State Cache and Soft References

Old gen GC by itself uses some CPU but we can see that even after the old gen GC completes, the slow block processing continues. The final contributing factor here is the way Teku leverages a cache of beacon states to enable fast access to the data required for processing blocks and validating incoming gossip. These states are held in a cache using a Java feature called soft references.

A soft reference, tells the garbage collector that the referenced object (the BeaconState in this case) is useful but not essential. Normally the object is held in memory but if memory is tight, it can be garbage collected to free up space.
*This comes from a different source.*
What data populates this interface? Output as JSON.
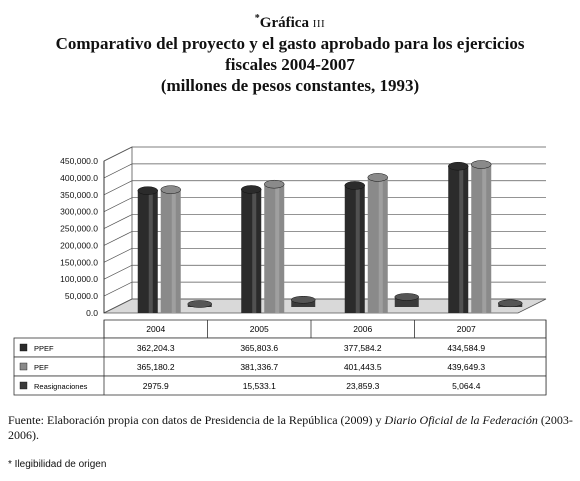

If the state is collected but is later required again, Teku can regenerate it by starting from an earlier state that is available and applying blocks to regenerate the required state.
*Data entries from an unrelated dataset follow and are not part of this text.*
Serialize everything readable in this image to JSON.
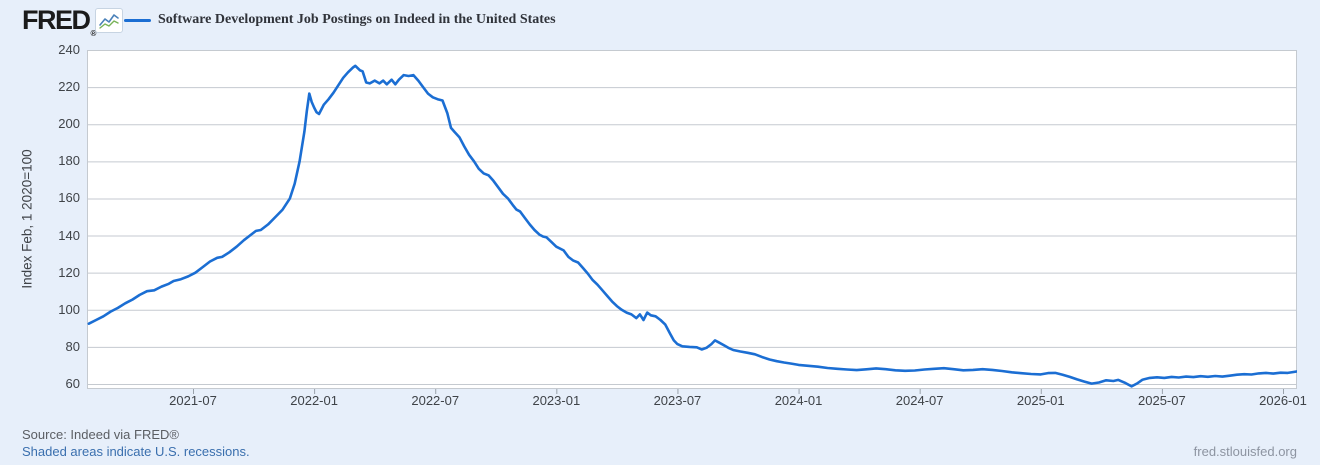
{
  "header": {
    "logo_text": "FRED",
    "logo_registered": "®",
    "legend": {
      "series_label": "Software Development Job Postings on Indeed in the United States",
      "swatch_color": "#1b6ed3"
    }
  },
  "footer": {
    "source_text": "Source: Indeed via FRED®",
    "recession_note": "Shaded areas indicate U.S. recessions.",
    "site_link": "fred.stlouisfed.org"
  },
  "colors": {
    "page_background": "#e7effa",
    "plot_background": "#ffffff",
    "line": "#1b6ed3",
    "gridline": "#c5cad0",
    "tick": "#9aa2ab"
  },
  "chart_data": {
    "type": "line",
    "title": "Software Development Job Postings on Indeed in the United States",
    "xlabel": "",
    "ylabel": "Index Feb, 1 2020=100",
    "grid": "horizontal",
    "legend_position": "top-left",
    "x_unit": "decimal_year",
    "x_range": [
      2021.07,
      2026.06
    ],
    "ylim": [
      57,
      240
    ],
    "yticks": [
      60,
      80,
      100,
      120,
      140,
      160,
      180,
      200,
      220,
      240
    ],
    "xticks": [
      {
        "t": 2021.5,
        "label": "2021-07"
      },
      {
        "t": 2022.0,
        "label": "2022-01"
      },
      {
        "t": 2022.5,
        "label": "2022-07"
      },
      {
        "t": 2023.0,
        "label": "2023-01"
      },
      {
        "t": 2023.5,
        "label": "2023-07"
      },
      {
        "t": 2024.0,
        "label": "2024-01"
      },
      {
        "t": 2024.5,
        "label": "2024-07"
      },
      {
        "t": 2025.0,
        "label": "2025-01"
      },
      {
        "t": 2025.5,
        "label": "2025-07"
      },
      {
        "t": 2026.0,
        "label": "2026-01"
      }
    ],
    "series": [
      {
        "name": "Software Development Job Postings on Indeed in the United States",
        "points": [
          [
            2021.07,
            92.5
          ],
          [
            2021.1,
            94.5
          ],
          [
            2021.13,
            96.5
          ],
          [
            2021.16,
            99
          ],
          [
            2021.19,
            101
          ],
          [
            2021.22,
            103.5
          ],
          [
            2021.25,
            105.5
          ],
          [
            2021.28,
            108
          ],
          [
            2021.31,
            110
          ],
          [
            2021.34,
            110.5
          ],
          [
            2021.37,
            112.5
          ],
          [
            2021.4,
            114
          ],
          [
            2021.42,
            115.5
          ],
          [
            2021.45,
            116.5
          ],
          [
            2021.48,
            118
          ],
          [
            2021.51,
            120
          ],
          [
            2021.54,
            123
          ],
          [
            2021.57,
            126
          ],
          [
            2021.6,
            128
          ],
          [
            2021.62,
            128.5
          ],
          [
            2021.65,
            131
          ],
          [
            2021.68,
            134
          ],
          [
            2021.71,
            137.5
          ],
          [
            2021.74,
            140.5
          ],
          [
            2021.76,
            142.5
          ],
          [
            2021.78,
            143
          ],
          [
            2021.81,
            146
          ],
          [
            2021.84,
            150
          ],
          [
            2021.87,
            154
          ],
          [
            2021.9,
            160
          ],
          [
            2021.92,
            168
          ],
          [
            2021.94,
            180
          ],
          [
            2021.96,
            196
          ],
          [
            2021.97,
            207
          ],
          [
            2021.98,
            216.5
          ],
          [
            2021.99,
            212
          ],
          [
            2022.0,
            209
          ],
          [
            2022.01,
            206.5
          ],
          [
            2022.02,
            205.5
          ],
          [
            2022.03,
            208
          ],
          [
            2022.04,
            210.5
          ],
          [
            2022.06,
            213.5
          ],
          [
            2022.08,
            217
          ],
          [
            2022.1,
            221
          ],
          [
            2022.12,
            225
          ],
          [
            2022.14,
            228
          ],
          [
            2022.16,
            230.5
          ],
          [
            2022.17,
            231.5
          ],
          [
            2022.19,
            229
          ],
          [
            2022.2,
            228.5
          ],
          [
            2022.215,
            222.5
          ],
          [
            2022.23,
            222
          ],
          [
            2022.25,
            223.5
          ],
          [
            2022.27,
            222
          ],
          [
            2022.285,
            223.5
          ],
          [
            2022.3,
            221.5
          ],
          [
            2022.32,
            224
          ],
          [
            2022.335,
            221.5
          ],
          [
            2022.35,
            224
          ],
          [
            2022.37,
            226.5
          ],
          [
            2022.39,
            226
          ],
          [
            2022.41,
            226.5
          ],
          [
            2022.43,
            223.5
          ],
          [
            2022.45,
            220
          ],
          [
            2022.47,
            216.5
          ],
          [
            2022.49,
            214.5
          ],
          [
            2022.51,
            213.5
          ],
          [
            2022.53,
            212.8
          ],
          [
            2022.55,
            206
          ],
          [
            2022.565,
            198
          ],
          [
            2022.58,
            195.8
          ],
          [
            2022.6,
            193
          ],
          [
            2022.62,
            188
          ],
          [
            2022.64,
            183.5
          ],
          [
            2022.66,
            180
          ],
          [
            2022.68,
            176
          ],
          [
            2022.7,
            173.5
          ],
          [
            2022.72,
            172.5
          ],
          [
            2022.74,
            169.5
          ],
          [
            2022.76,
            166
          ],
          [
            2022.78,
            162.5
          ],
          [
            2022.8,
            160
          ],
          [
            2022.82,
            156.5
          ],
          [
            2022.835,
            154
          ],
          [
            2022.85,
            153
          ],
          [
            2022.87,
            149.5
          ],
          [
            2022.89,
            146
          ],
          [
            2022.91,
            143
          ],
          [
            2022.93,
            140.5
          ],
          [
            2022.945,
            139.5
          ],
          [
            2022.96,
            139
          ],
          [
            2022.98,
            136.5
          ],
          [
            2023.0,
            134
          ],
          [
            2023.03,
            132
          ],
          [
            2023.05,
            128.5
          ],
          [
            2023.07,
            126.5
          ],
          [
            2023.09,
            125.5
          ],
          [
            2023.11,
            122.5
          ],
          [
            2023.13,
            119.5
          ],
          [
            2023.15,
            116
          ],
          [
            2023.17,
            113.5
          ],
          [
            2023.19,
            110.5
          ],
          [
            2023.21,
            107.5
          ],
          [
            2023.23,
            104.5
          ],
          [
            2023.25,
            102
          ],
          [
            2023.27,
            100
          ],
          [
            2023.29,
            98.5
          ],
          [
            2023.31,
            97.5
          ],
          [
            2023.33,
            95.5
          ],
          [
            2023.345,
            97.5
          ],
          [
            2023.36,
            94.5
          ],
          [
            2023.375,
            98.5
          ],
          [
            2023.39,
            97
          ],
          [
            2023.41,
            96.5
          ],
          [
            2023.43,
            94.5
          ],
          [
            2023.45,
            92
          ],
          [
            2023.47,
            87
          ],
          [
            2023.485,
            83.5
          ],
          [
            2023.5,
            81.5
          ],
          [
            2023.52,
            80.3
          ],
          [
            2023.55,
            80
          ],
          [
            2023.58,
            79.8
          ],
          [
            2023.6,
            78.6
          ],
          [
            2023.62,
            79.5
          ],
          [
            2023.64,
            81.5
          ],
          [
            2023.655,
            83.5
          ],
          [
            2023.67,
            82.5
          ],
          [
            2023.69,
            81
          ],
          [
            2023.71,
            79.5
          ],
          [
            2023.73,
            78.3
          ],
          [
            2023.76,
            77.5
          ],
          [
            2023.79,
            76.8
          ],
          [
            2023.82,
            76
          ],
          [
            2023.85,
            74.5
          ],
          [
            2023.88,
            73.2
          ],
          [
            2023.91,
            72.3
          ],
          [
            2023.94,
            71.6
          ],
          [
            2023.97,
            71
          ],
          [
            2024.0,
            70.3
          ],
          [
            2024.04,
            69.8
          ],
          [
            2024.08,
            69.3
          ],
          [
            2024.12,
            68.6
          ],
          [
            2024.16,
            68.2
          ],
          [
            2024.2,
            67.8
          ],
          [
            2024.24,
            67.5
          ],
          [
            2024.28,
            67.9
          ],
          [
            2024.32,
            68.4
          ],
          [
            2024.36,
            68
          ],
          [
            2024.4,
            67.4
          ],
          [
            2024.44,
            67.1
          ],
          [
            2024.48,
            67.3
          ],
          [
            2024.52,
            67.8
          ],
          [
            2024.56,
            68.2
          ],
          [
            2024.6,
            68.5
          ],
          [
            2024.64,
            68
          ],
          [
            2024.68,
            67.4
          ],
          [
            2024.72,
            67.6
          ],
          [
            2024.76,
            68
          ],
          [
            2024.8,
            67.6
          ],
          [
            2024.84,
            67
          ],
          [
            2024.88,
            66.3
          ],
          [
            2024.92,
            65.8
          ],
          [
            2024.96,
            65.4
          ],
          [
            2025.0,
            65.2
          ],
          [
            2025.03,
            65.9
          ],
          [
            2025.06,
            66
          ],
          [
            2025.09,
            65
          ],
          [
            2025.12,
            63.8
          ],
          [
            2025.15,
            62.5
          ],
          [
            2025.18,
            61.3
          ],
          [
            2025.21,
            60.2
          ],
          [
            2025.24,
            60.8
          ],
          [
            2025.27,
            62
          ],
          [
            2025.3,
            61.6
          ],
          [
            2025.32,
            62.2
          ],
          [
            2025.35,
            60.5
          ],
          [
            2025.375,
            58.7
          ],
          [
            2025.4,
            60.5
          ],
          [
            2025.42,
            62.3
          ],
          [
            2025.45,
            63.3
          ],
          [
            2025.48,
            63.6
          ],
          [
            2025.51,
            63.3
          ],
          [
            2025.54,
            63.8
          ],
          [
            2025.57,
            63.5
          ],
          [
            2025.6,
            64
          ],
          [
            2025.63,
            63.7
          ],
          [
            2025.66,
            64.2
          ],
          [
            2025.69,
            63.9
          ],
          [
            2025.72,
            64.3
          ],
          [
            2025.75,
            64
          ],
          [
            2025.78,
            64.5
          ],
          [
            2025.81,
            65
          ],
          [
            2025.84,
            65.3
          ],
          [
            2025.87,
            65.1
          ],
          [
            2025.9,
            65.7
          ],
          [
            2025.93,
            66
          ],
          [
            2025.96,
            65.6
          ],
          [
            2025.99,
            66.1
          ],
          [
            2026.02,
            66
          ],
          [
            2026.04,
            66.4
          ],
          [
            2026.06,
            66.8
          ]
        ]
      }
    ]
  }
}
Teku is intelligent about handling these regeneration tasks, detecting an optimal state to start from and queuing requests that would benefit from starting from the result of another request.

Using soft references in this way can significantly increase resilience and avoid crashing with OutOfMemoryError during periods of higher memory usage such as long periods of non-finalization.

By looking at the number of cached states, we can see that when the old gen GC ran, it collected nearly all the states in the cache.

Cached states and old gen garbage collection activity

Given the number of cached states fairly quickly increased again, it's clear that many of the collected states turned out to be required again immediately. Regenerating them however required processing the same blocks containing deposits that initially caused the problem. Thus, the regeneration was slower than usual and created a significant amount of new garbage to collect, causing additional garbage collection events which remove states from the cache again.

Since states are used for both importing blocks and validating other gossip like attestations, there is significant demand for state regeneration and it is this process that results in the "death spiral" which prevents Teku from making any real progress to importing blocks.

Recovery

Generally nodes recovered from this issue by falling far enough behind the beacon chain head that the long sync process began, during which Teku unsubscribes from gossip since it knows it's behind the chain head and cannot validate or use the information from gossip. Since the majority of a node's workload is generated by gossip, unsubscribing allows it to much more rapidly make progress. That in turn rebuilds the in-memory caches and is aided by the finalized checkpoint progressing to beyond the blocks with deposits, removing the original source of the issue.

Nodes with a sufficiently large max heap size either didn't exhibit the same kind of old gen GC that caused issues or were able to make sufficient progress between collections that they recovered without trigging the long sync process.

Resulting Teku Changes

Teku 22.3.2 has now been released which replaces the inefficient loop over all validators during deposit processing with a fast lookup via the validator public key register Teku maintains. This resolves the root cause of the issue by ensuring that deposits are efficiently processed in terms of both CPU and memory allocation.

Work has begun to improve the way Teku utilises it's cached states to avoid causing cascading failures like this one when the cache is suddenly collected. In particular, a significant amount of gossip can be validated using a small number of states, reducing the number of states that need to be regenerated.

We are also reviewing the sizings and usage of the different types of cache that Teku uses to ensure that they are balanced correctly and memory usage is prioritised appropriately.

These improvements will ship in future releases as they are ready.